In recent years, companies have taken batches of data and extracted information from that data. This process generally has been conducted in the back office. Now, however, the technologies are moving toward the front office — to sales representatives and others who need the information for immediate decision-making to act upon business events at the front lines of an organization.
Using relational databases and Predictive Model Markup Language (PMML) — two technologies at the heart of the neural-network strategy — developers are creating data-mining technology and providing scores for all kinds of information, such as when to offer a customer a new product and which customers are most likely to respond to an offer.
The Next Generation
“A new generation of data mining is upon us,” Stephen Brobst, CTO of Teradata, told TechNewsWorld. “This means that data-mining algorithms must be executed by engines capable of real-time scoring rather than by traditional batch-file processing techniques.”
To predict which customers are likely to accept an offer, the algorithms are created on the basis of which customers have accepted similar offers in the past and which customers have rejected offers.

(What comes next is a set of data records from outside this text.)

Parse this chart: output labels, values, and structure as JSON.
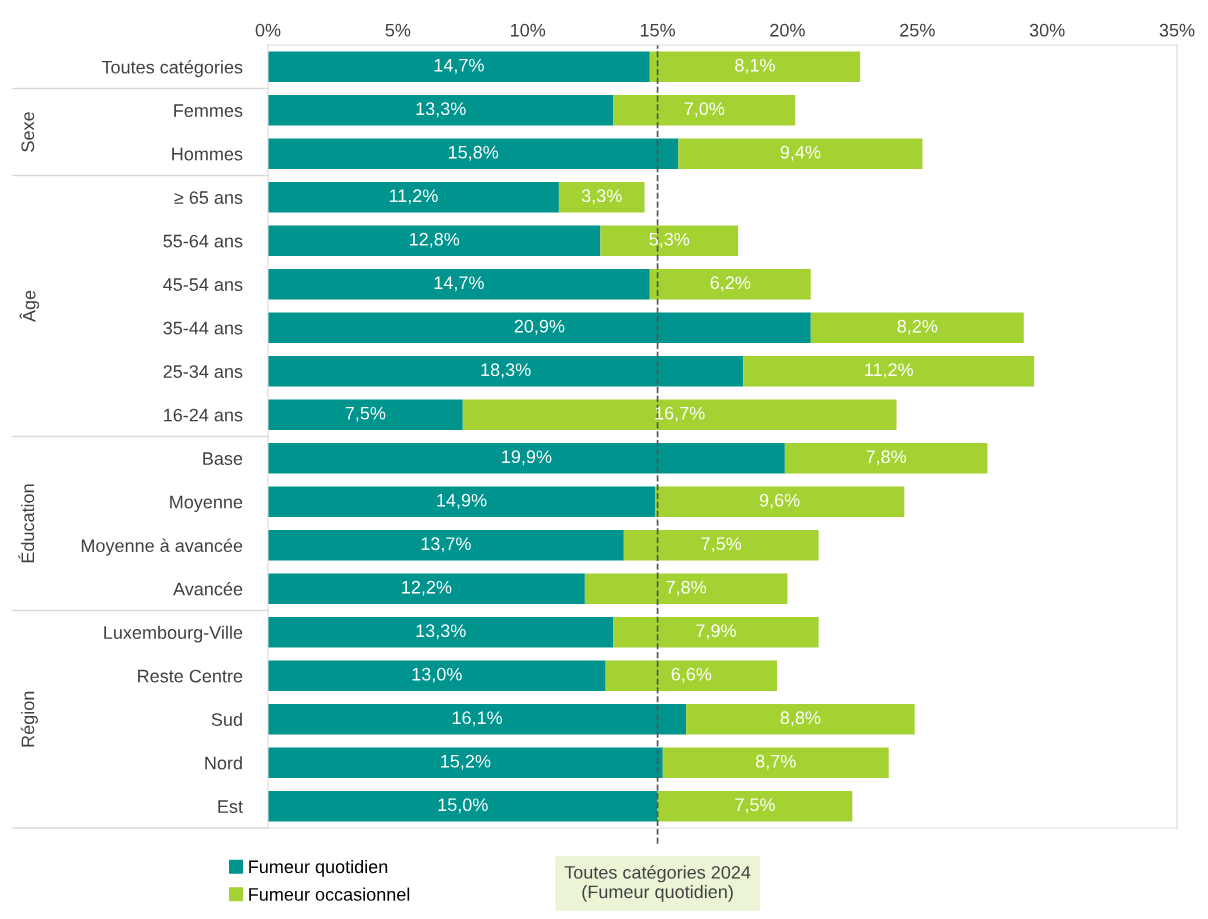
{
  "chart_data": {
    "type": "bar",
    "orientation": "horizontal",
    "stacked": true,
    "categories": [
      "Toutes catégories",
      "Femmes",
      "Hommes",
      "≥ 65 ans",
      "55-64 ans",
      "45-54 ans",
      "35-44 ans",
      "25-34 ans",
      "16-24 ans",
      "Base",
      "Moyenne",
      "Moyenne à avancée",
      "Avancée",
      "Luxembourg-Ville",
      "Reste Centre",
      "Sud",
      "Nord",
      "Est"
    ],
    "series": [
      {
        "name": "Fumeur quotidien",
        "color": "#00948f",
        "values": [
          14.7,
          13.3,
          15.8,
          11.2,
          12.8,
          14.7,
          20.9,
          18.3,
          7.5,
          19.9,
          14.9,
          13.7,
          12.2,
          13.3,
          13.0,
          16.1,
          15.2,
          15.0
        ],
        "value_labels": [
          "14,7%",
          "13,3%",
          "15,8%",
          "11,2%",
          "12,8%",
          "14,7%",
          "20,9%",
          "18,3%",
          "7,5%",
          "19,9%",
          "14,9%",
          "13,7%",
          "12,2%",
          "13,3%",
          "13,0%",
          "16,1%",
          "15,2%",
          "15,0%"
        ]
      },
      {
        "name": "Fumeur occasionnel",
        "color": "#a5d233",
        "values": [
          8.1,
          7.0,
          9.4,
          3.3,
          5.3,
          6.2,
          8.2,
          11.2,
          16.7,
          7.8,
          9.6,
          7.5,
          7.8,
          7.9,
          6.6,
          8.8,
          8.7,
          7.5
        ],
        "value_labels": [
          "8,1%",
          "7,0%",
          "9,4%",
          "3,3%",
          "5,3%",
          "6,2%",
          "8,2%",
          "11,2%",
          "16,7%",
          "7,8%",
          "9,6%",
          "7,5%",
          "7,8%",
          "7,9%",
          "6,6%",
          "8,8%",
          "8,7%",
          "7,5%"
        ]
      }
    ],
    "xlim": [
      0,
      35
    ],
    "xticks": [
      {
        "value": 0,
        "label": "0%"
      },
      {
        "value": 5,
        "label": "5%"
      },
      {
        "value": 10,
        "label": "10%"
      },
      {
        "value": 15,
        "label": "15%"
      },
      {
        "value": 20,
        "label": "20%"
      },
      {
        "value": 25,
        "label": "25%"
      },
      {
        "value": 30,
        "label": "30%"
      },
      {
        "value": 35,
        "label": "35%"
      }
    ],
    "ref_lines": [
      {
        "axis": "x",
        "value": 15.0,
        "label": "Toutes catégories 2024\n(Fumeur quotidien)",
        "color": "#555555",
        "line_style": "dashed"
      }
    ],
    "annotations": [
      "Sexe",
      "Âge",
      "Éducation",
      "Région"
    ],
    "grid": false,
    "legend": "bottom left"
  }
}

“After selecting an appropriate discovery algorithm, the data-mining tool is applied to the training set to uncover the patterns that can be used for predicting the targeted behavior,” Brobst explained.
Mole Hills to Mountains
In the most advanced neural-network and predictive-analysis systems currently deployed, only a few dozen transactions by any given customer are needed to determine likely future behavior. Data used for analysis can come from all kinds of transactions, including call-center logs, warranty logs, e-mail, faxes, Web-site contacts and even surveys, Sue MacDonald, a spokesperson for developer Intelliseek, told TechNewsWorld.

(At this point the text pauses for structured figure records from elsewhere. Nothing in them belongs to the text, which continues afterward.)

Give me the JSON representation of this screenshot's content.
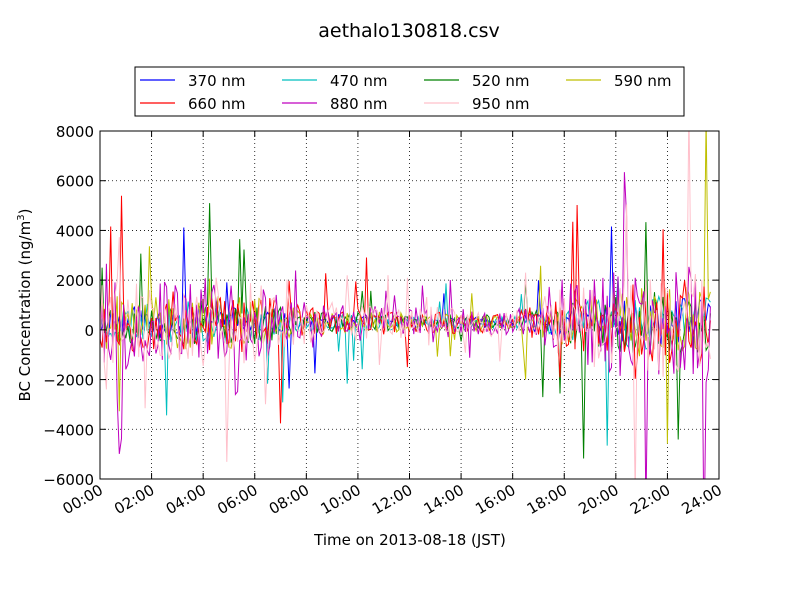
{
  "chart_data": {
    "type": "line",
    "title": "aethalo130818.csv",
    "xlabel": "Time on 2013-08-18 (JST)",
    "ylabel_main": "BC Concentration (ng/m",
    "ylabel_sup": "3",
    "ylabel_close": ")",
    "xlim": [
      "00:00",
      "24:00"
    ],
    "ylim": [
      -6000,
      8000
    ],
    "x_ticks": [
      "00:00",
      "02:00",
      "04:00",
      "06:00",
      "08:00",
      "10:00",
      "12:00",
      "14:00",
      "16:00",
      "18:00",
      "20:00",
      "22:00",
      "24:00"
    ],
    "y_ticks": [
      -6000,
      -4000,
      -2000,
      0,
      2000,
      4000,
      6000,
      8000
    ],
    "grid": true,
    "legend_position": "top",
    "series": [
      {
        "name": "370 nm",
        "color": "#0000ff",
        "amp": 550,
        "seed": 11,
        "spike": 0.03
      },
      {
        "name": "470 nm",
        "color": "#00bfbf",
        "amp": 650,
        "seed": 23,
        "spike": 0.04
      },
      {
        "name": "520 nm",
        "color": "#008000",
        "amp": 750,
        "seed": 37,
        "spike": 0.04
      },
      {
        "name": "590 nm",
        "color": "#bfbf00",
        "amp": 850,
        "seed": 41,
        "spike": 0.05
      },
      {
        "name": "660 nm",
        "color": "#ff0000",
        "amp": 1000,
        "seed": 53,
        "spike": 0.05
      },
      {
        "name": "880 nm",
        "color": "#bf00bf",
        "amp": 1350,
        "seed": 67,
        "spike": 0.07
      },
      {
        "name": "950 nm",
        "color": "#ffc0cb",
        "amp": 1400,
        "seed": 79,
        "spike": 0.07
      }
    ],
    "sample_step_minutes": 5,
    "activity_profile_hours": [
      0,
      2,
      4,
      6,
      8,
      10,
      12,
      14,
      16,
      18,
      20,
      22,
      24
    ],
    "activity_profile_factor": [
      1.3,
      1.2,
      1.35,
      1.2,
      0.6,
      0.55,
      0.45,
      0.45,
      0.4,
      1.1,
      1.6,
      1.7,
      1.9
    ]
  }
}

“Not only do they derive factual information from all that data, they’re using language-processing algorithms and structures to detect other facets, such as underlying sentiments,” said MacDonald, noting that the software can help determine if customers are pleased, angry or indifferent. “One of the goals is for companies to better segment and target their customers.”
Intelliseek operates an Advanced Research Center in Pittsburgh, site of the former WizBang Labs, which Intelliseek acquired. Other players in this emerging technology field — including Knowledge Extraction Engines and CombineNet — use advances in statistics and game theory to optimize business processes for companies.
DARPA is still active in this area, too, recently investing US$29 million in a research project called Perceptive Assistant that Learns (PAL). The idea is to learn the habits and thinking styles of military commanders in the field so they can automate some of their routine functions and concentrate on winning a particular conflict.
The growth of client-server computing during the 1990s gave predictive analytics the boost it needed in the corporate marketplace. Developers created huge relational databases using client-server technologies — as well as advances in networking protocols — to bring neural-network applications to life.
These applications today are not HAL from Stanley Kubrick’s movie “2001: A Space Odyssey,” but thinking machines are starting to offer companies significant strategic and tactical advantages in the marketplace. Building on these developments, and further refining neural-net systems so they can incorporate all kinds of data types — such as images — is what many companies working in this area hope to accomplish.
“This is the most important scientific challenge of our time,” said Hecht-Nielsen. “And finding the answers will be the challenge of the millennium.”